The rats in the OCMM group received the CV4 technique every day for 7 days for 4 to 7 minutes at each session. Rats were anesthetized with 1.5% to 3% isoflurane throughout the procedure. Rats in the UT group were also anesthetized to nullify any influence of isoflurane in spatial learning. During the CV4 procedure, the operator applied mechanical pressure over the rat’s occiput, medial to the junction of the occiput and temporal bone and inferior to the lambdoid suture to place tension on the dural membrane around the fourth ventricle. This gentle pressure was applied to resist cranial flexion with the aim of improving symmetry in the cranial rhythmic impulse (CRI), initiating a rhythmic fluctuation of the CSF, and improving mobility of the cranial bones and dural membranes. This rhythmic fluctuation is thought to be primarily due to flexion and extension that takes place at the synchondrosis between the sphenoid and basiocciput. The treatment end point was achieved when the operator identified that the tissues relaxed, a still point was reached, and improved symmetry or fullness of the CRI was felt. Currently, there is no quantitative measure for the pressure used in this treatment.

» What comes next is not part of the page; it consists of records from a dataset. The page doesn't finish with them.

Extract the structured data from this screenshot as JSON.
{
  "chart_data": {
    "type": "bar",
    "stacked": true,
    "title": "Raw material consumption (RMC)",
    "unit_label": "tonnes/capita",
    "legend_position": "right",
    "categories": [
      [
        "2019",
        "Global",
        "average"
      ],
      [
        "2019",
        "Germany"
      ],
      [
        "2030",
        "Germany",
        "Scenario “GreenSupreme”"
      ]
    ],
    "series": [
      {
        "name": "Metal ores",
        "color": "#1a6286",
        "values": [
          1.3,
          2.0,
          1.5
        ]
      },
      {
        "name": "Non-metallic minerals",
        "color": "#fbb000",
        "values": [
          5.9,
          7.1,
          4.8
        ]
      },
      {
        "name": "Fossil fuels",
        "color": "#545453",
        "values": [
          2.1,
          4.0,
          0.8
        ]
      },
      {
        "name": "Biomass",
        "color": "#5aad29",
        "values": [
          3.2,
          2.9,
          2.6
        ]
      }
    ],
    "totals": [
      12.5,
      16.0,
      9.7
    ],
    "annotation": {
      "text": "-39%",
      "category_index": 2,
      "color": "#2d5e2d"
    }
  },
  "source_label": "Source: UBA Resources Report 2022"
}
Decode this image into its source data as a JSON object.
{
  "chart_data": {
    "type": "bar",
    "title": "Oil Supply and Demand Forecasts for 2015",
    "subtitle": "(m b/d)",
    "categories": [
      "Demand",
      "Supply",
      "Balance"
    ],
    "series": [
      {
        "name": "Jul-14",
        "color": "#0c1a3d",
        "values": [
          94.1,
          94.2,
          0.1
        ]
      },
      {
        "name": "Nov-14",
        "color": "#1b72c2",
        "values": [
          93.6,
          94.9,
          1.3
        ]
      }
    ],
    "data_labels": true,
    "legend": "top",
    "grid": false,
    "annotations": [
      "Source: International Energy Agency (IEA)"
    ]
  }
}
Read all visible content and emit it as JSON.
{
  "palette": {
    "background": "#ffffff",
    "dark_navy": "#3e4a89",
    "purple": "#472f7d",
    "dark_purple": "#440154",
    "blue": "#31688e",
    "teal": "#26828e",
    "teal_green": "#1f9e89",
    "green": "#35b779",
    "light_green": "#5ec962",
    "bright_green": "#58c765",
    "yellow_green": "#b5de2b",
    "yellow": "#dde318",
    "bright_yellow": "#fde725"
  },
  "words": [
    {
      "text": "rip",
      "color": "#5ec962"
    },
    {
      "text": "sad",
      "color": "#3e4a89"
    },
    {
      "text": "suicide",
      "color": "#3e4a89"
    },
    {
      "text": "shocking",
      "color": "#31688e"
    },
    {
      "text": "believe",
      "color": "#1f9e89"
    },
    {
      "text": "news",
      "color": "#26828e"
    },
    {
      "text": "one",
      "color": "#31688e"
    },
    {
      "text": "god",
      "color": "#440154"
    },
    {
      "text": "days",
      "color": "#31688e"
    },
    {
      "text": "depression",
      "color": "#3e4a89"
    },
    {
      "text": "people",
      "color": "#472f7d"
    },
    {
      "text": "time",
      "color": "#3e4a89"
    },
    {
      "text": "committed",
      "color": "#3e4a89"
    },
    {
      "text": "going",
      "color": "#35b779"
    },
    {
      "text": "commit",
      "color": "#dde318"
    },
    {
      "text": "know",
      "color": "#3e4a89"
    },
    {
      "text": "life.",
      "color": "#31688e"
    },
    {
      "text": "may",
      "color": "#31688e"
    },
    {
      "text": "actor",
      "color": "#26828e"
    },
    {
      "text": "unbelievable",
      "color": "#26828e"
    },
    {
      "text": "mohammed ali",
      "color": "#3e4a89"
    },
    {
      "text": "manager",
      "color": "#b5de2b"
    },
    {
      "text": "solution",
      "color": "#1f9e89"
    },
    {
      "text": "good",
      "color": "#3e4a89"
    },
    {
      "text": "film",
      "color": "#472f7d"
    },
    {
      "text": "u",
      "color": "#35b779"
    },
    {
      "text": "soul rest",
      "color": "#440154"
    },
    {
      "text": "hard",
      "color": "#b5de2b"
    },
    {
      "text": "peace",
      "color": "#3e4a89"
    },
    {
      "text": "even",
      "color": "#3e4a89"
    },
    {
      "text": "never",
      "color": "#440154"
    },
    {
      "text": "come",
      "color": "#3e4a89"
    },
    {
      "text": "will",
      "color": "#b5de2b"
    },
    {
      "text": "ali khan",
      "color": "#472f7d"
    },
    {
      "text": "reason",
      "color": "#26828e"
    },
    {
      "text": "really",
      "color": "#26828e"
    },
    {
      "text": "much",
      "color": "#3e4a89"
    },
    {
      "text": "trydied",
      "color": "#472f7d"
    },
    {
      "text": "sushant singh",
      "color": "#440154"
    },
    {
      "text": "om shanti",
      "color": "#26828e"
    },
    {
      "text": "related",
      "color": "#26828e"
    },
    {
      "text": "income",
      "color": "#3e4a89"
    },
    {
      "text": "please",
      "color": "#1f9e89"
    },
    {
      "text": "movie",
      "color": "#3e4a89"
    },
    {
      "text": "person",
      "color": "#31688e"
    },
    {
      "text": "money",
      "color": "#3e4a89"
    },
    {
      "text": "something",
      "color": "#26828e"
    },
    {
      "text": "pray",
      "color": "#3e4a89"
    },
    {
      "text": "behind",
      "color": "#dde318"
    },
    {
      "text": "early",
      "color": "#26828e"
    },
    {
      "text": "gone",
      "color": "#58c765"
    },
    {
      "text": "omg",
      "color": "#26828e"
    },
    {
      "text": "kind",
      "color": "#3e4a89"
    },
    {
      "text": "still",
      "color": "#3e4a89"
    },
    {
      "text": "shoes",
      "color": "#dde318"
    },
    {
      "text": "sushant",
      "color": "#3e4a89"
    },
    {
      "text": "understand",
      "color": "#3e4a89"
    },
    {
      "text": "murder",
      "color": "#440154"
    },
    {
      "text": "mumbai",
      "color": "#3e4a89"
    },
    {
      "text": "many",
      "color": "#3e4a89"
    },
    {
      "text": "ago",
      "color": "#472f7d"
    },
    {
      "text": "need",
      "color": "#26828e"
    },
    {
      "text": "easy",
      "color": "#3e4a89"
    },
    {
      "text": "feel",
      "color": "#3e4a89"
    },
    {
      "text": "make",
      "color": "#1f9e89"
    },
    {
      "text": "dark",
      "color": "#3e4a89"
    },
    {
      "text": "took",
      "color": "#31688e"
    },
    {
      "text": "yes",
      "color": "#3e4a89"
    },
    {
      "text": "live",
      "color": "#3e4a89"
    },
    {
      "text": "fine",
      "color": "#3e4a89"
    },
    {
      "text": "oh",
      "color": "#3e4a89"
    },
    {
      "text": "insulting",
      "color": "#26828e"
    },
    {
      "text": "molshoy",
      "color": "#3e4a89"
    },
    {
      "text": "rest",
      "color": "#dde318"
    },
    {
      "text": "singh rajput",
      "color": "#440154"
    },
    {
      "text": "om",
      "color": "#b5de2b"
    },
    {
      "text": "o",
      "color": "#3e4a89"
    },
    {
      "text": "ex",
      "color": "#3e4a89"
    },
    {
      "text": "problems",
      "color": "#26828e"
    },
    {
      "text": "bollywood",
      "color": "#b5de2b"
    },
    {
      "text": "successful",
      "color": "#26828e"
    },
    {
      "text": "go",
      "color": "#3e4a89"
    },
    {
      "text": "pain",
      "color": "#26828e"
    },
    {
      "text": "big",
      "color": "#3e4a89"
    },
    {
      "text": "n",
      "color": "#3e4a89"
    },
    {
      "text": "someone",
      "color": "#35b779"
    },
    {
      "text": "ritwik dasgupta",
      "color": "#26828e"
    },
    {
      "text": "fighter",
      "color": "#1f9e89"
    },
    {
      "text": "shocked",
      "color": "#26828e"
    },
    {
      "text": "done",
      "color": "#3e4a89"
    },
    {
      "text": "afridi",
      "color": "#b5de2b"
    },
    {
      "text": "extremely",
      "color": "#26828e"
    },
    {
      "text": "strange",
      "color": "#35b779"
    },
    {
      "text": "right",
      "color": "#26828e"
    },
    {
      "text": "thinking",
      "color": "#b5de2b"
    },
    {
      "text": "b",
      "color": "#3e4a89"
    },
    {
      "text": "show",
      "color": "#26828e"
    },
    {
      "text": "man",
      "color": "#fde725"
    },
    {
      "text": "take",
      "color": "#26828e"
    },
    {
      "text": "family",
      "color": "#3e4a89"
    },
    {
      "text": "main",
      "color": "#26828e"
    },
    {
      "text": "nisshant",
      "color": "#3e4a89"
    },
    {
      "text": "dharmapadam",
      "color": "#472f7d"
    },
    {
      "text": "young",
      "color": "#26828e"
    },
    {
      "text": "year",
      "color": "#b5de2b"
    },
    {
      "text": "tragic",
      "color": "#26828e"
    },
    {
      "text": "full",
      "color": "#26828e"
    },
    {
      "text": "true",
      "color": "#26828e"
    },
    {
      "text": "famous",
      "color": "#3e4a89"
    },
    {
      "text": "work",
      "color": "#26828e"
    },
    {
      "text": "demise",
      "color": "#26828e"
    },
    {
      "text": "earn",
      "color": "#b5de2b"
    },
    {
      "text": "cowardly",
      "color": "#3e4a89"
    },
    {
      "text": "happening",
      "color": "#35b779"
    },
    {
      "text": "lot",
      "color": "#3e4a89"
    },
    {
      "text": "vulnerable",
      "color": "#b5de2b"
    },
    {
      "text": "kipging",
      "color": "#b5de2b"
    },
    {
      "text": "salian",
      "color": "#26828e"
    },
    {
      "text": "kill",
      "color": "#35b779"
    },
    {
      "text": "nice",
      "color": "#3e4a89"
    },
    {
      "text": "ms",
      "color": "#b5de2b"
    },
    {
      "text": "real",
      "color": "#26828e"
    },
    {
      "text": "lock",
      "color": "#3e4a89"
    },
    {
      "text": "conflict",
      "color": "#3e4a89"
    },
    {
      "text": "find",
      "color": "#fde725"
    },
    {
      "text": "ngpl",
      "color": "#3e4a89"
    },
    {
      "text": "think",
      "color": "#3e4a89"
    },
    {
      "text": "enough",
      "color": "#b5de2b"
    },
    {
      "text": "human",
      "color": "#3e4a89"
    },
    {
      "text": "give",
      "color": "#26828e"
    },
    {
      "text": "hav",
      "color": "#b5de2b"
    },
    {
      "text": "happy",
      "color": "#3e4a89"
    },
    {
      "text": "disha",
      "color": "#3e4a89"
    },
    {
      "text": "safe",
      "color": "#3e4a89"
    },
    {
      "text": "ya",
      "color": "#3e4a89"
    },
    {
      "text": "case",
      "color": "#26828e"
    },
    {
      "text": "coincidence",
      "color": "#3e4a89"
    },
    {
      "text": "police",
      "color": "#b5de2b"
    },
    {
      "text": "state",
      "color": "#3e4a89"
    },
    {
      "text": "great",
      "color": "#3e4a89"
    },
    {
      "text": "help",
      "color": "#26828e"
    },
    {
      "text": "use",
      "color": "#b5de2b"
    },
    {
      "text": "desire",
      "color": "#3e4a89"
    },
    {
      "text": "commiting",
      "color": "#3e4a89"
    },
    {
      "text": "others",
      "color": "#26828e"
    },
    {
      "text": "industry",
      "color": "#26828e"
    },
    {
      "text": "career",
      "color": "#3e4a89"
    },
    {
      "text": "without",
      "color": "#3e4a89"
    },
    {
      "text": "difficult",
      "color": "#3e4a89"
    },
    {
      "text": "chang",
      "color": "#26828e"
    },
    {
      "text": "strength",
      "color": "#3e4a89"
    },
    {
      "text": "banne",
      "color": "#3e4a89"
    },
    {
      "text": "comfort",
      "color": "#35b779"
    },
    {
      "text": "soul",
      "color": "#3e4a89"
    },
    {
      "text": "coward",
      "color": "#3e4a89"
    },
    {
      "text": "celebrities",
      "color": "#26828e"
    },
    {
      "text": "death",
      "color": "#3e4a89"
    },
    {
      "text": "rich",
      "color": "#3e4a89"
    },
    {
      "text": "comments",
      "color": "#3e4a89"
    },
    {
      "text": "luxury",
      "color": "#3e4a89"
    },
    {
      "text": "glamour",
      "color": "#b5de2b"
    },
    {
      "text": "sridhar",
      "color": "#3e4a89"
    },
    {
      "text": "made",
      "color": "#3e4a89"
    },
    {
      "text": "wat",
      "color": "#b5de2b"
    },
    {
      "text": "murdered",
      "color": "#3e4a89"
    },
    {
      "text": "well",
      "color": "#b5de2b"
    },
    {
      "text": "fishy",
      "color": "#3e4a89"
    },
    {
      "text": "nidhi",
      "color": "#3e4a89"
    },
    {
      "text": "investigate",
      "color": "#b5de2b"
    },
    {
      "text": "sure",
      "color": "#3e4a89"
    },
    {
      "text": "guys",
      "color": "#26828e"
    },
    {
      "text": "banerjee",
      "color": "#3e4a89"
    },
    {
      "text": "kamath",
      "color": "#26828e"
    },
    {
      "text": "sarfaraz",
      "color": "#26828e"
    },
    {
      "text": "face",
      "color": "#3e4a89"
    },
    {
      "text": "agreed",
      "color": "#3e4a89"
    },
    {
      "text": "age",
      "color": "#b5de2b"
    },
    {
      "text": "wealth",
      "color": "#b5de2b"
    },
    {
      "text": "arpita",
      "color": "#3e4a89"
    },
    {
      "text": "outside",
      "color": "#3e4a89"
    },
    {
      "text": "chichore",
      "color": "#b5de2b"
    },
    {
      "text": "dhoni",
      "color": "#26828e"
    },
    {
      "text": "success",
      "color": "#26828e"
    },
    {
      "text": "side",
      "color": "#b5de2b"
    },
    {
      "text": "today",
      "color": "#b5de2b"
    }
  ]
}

The results showed a significant improvement in spatial memory in 6 rats after 7 days of OCMM sessions. Live animal positron emission tomographic imaging and immunoassays revealed that OCMM reduced amyloid β levels, activated astrocytes, and improved neurotransmission in the aged rat brains.

The authors concluded that these findings demonstrate the molecular mechanism of OCMM in aged rats. This study and further investigations will help physicians promote OCMM as an evidence-based adjunctive treatment for patients with AD.

If there ever was an adventurous, over-optimistic extrapolation, this must be it!

Even assuming that all of the findings can be confirmed and replicated, they would be a very far shot from rendering OCMM an evidence-based treatment for AD:

  • Rats are not humans.
  • Aged rats do not have AD.
  • OCMM is not a plausible treatment.
  • An animal study is not a clinical trial.

I am at a complete loss to see how the findings of this bizarre animal experiment might help physicians promote OCMM as an evidence-based adjunctive treatment for patients with AD.